Not long after ″Falcon,″ Huston was called up to the Army Signal Corps, and spent the war making documentaries. One, ″The Battle of San Pietro,″ an uncompromising look at the fighting in Italy, is considered a masterpiece of its type.

″The Treasure of the Sierra Madre,″ one of the first American movies made entirely outside the United States, freed Huston from the Hollywood studios. Thereafter he made pictures all over the world, commanding upwards of $500,000 apiece.

Huston’s other directoral credits include ″Reflections in a Golden Eye,″ starring Marlon Brando; ″Beat the Devil″ with Bogart; ″Moulin Rouge,″ with Jose Ferrer; ″The Man Who Would Be King,″ with Sean Connery and Michael Caine; and ″The Misfits,″ with Marilyn Monroe and Clark Gable in his last movie.

Huston in 1983 received the Life Achievement Award of the American Film Institute.

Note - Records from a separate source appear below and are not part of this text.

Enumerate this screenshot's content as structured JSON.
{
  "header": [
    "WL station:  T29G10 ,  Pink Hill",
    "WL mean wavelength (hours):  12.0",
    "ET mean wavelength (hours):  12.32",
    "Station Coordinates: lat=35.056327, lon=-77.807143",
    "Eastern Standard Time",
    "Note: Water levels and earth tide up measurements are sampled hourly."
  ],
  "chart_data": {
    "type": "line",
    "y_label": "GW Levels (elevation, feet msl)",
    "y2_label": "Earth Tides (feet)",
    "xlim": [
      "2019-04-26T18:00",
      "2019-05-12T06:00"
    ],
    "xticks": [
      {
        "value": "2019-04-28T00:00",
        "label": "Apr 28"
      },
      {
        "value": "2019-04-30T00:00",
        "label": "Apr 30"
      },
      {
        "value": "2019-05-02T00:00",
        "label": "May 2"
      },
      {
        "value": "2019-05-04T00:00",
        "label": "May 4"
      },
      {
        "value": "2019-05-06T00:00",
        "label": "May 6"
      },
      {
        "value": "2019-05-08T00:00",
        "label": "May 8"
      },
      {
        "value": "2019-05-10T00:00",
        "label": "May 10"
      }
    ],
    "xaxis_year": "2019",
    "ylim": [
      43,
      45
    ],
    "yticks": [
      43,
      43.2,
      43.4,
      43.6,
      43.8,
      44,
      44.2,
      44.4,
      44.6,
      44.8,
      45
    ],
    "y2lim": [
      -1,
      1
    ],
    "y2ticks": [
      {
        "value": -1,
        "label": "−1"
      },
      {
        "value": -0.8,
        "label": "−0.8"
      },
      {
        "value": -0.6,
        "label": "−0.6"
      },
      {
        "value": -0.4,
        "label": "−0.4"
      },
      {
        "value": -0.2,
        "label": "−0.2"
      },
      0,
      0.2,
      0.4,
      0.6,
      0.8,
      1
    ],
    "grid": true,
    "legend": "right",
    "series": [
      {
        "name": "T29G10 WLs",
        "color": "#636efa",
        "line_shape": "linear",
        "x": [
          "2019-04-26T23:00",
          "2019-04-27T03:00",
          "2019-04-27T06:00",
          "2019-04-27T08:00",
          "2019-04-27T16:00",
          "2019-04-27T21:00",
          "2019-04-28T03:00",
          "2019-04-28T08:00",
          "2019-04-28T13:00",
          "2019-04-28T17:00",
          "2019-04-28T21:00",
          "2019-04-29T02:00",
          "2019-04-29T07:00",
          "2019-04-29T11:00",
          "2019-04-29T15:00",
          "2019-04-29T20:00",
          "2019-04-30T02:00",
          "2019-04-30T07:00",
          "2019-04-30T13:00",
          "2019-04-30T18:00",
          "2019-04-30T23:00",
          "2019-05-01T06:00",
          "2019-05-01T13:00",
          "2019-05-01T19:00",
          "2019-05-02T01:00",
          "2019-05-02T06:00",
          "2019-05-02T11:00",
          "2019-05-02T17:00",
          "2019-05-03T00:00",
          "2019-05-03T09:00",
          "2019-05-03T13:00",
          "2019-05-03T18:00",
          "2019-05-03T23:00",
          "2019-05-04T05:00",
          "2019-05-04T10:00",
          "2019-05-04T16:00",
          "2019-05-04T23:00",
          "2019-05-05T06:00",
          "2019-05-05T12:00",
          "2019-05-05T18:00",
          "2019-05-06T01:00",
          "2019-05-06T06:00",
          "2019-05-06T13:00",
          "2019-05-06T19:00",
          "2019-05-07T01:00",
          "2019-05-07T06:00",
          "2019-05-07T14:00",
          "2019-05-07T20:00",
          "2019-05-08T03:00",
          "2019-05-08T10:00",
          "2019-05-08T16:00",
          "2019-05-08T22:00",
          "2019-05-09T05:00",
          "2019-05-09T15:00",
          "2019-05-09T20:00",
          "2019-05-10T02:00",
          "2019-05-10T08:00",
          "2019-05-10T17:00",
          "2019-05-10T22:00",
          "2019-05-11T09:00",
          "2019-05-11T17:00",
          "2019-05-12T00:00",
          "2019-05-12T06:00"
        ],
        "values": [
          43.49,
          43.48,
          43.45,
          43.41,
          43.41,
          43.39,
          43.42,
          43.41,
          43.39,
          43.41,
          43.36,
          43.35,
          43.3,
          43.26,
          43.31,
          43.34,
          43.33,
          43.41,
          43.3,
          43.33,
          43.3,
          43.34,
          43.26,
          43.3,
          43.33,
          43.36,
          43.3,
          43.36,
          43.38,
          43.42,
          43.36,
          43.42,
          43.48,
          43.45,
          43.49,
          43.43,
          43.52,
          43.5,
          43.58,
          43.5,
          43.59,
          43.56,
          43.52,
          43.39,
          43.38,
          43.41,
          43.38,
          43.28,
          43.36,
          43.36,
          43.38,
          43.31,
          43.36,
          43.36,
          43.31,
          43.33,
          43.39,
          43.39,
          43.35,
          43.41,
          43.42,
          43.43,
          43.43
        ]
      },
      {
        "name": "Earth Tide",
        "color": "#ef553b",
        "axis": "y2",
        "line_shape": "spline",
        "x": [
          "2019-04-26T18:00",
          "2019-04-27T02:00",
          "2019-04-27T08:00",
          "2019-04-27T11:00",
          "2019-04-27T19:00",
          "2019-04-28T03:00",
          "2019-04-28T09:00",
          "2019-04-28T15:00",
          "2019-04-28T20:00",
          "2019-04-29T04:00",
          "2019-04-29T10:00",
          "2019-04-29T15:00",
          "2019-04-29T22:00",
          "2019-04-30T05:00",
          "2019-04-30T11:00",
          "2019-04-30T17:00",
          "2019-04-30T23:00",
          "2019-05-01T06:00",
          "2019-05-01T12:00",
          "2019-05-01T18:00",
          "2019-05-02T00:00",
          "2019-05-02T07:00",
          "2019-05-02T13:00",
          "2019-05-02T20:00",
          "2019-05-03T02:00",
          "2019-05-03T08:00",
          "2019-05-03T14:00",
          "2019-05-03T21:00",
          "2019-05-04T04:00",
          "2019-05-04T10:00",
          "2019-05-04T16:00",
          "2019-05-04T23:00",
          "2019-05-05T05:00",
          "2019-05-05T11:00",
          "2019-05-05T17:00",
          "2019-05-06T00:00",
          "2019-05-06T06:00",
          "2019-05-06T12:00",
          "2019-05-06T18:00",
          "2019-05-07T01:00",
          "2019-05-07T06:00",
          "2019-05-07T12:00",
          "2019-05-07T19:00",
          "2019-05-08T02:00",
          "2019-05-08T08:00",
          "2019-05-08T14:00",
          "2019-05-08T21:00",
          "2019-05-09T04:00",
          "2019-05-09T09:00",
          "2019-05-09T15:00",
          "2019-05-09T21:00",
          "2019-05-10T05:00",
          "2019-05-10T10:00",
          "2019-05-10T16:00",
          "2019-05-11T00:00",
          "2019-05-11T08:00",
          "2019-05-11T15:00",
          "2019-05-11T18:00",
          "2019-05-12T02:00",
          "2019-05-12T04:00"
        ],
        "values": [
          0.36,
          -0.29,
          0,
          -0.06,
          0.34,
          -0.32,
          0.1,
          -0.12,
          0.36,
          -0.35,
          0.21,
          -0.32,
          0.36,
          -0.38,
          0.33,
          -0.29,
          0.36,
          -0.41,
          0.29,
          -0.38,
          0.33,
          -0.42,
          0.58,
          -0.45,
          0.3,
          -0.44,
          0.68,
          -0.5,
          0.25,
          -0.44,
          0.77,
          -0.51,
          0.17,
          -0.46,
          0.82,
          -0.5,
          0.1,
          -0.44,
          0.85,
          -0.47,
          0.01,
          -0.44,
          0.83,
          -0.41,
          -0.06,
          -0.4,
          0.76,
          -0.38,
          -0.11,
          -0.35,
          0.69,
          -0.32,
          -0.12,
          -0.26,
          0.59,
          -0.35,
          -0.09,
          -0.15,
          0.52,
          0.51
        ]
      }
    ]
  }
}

Huston’s pictures had no unifying theme.

″If there’s a pattern to my work it’s that I haven’t made any two pictures alike. I get bored too quickly. ...,″ he once said. ″I don’t stand for anything in particular.″

Indeed, two of the bigger pictures of his later years were the wildly opposing ″Annie″ and ″Prizzi’s Honor.″ The former was a musical based on a comic strip, the latter a black comedy about two professional killers who fall in love.

″Prizzi″ led to a best supporting actress honor for Anjelica Huston. It starred her lover, Jack Nicholson, who played opposite her father in ″Chinatown.″

Bogart once said the 6-foot, 2-inch Huston, with his brooding manner, craggy face and broken nose, ″has more color and is more photogenic than 90 percent of the actors in Hollywood.″ Obviously, other directors agreed.

Huston’s first acting role was as a Catholic bishop in ″The Cardinal.″ He played M in ″Casino Royale,″ and appeared in ″Battle for the Planet of the Apes,″ ″Winter Kills″ and ″The Wind and the Lion.″ He directed himself as Noah in ″The Bible,″ his biggest money-maker.

In his later years Huston made his home at Las Galetas, his villa south of Puerto Vallarta, which he discovered while filming ″Iguana.″ It was so remote it could only be reached by boat.

He become an expatriate in 1952, when he left a Hollywood gripped by what he called the ″moral rot″ of McCarthyism and moved to the land of his ancestors, Ireland.

In 1964, he became a citzen of Ireland, giving up his U.S. citizenship. He said he never regretted his decision.

Huston’s devotion to Havana cigarillos led to emphysema and frequent hospital stays. He also developed heart problems and was confined to a wheelchair and had to breathe through tubes.

Huston was married five times, to Dorothy Harvey, Lesley Black, Evelyn Keyes, Enrica Soma and Celeste Shane. All ended in divorce, except for his marriage to Miss Soma, who died after a long separation.

He had five children, Anjelica and Tony by Miss Soma; Danny by Zoe Sallis; and Allegra and Pablo, whom he adopted. He had befriended Pablo, a Mexican orphan, while filming ″The Treasure of the Sierra Madre.″

Producers working on the film said in a statement that Huston’s body would be returned to Los Angeles for burial.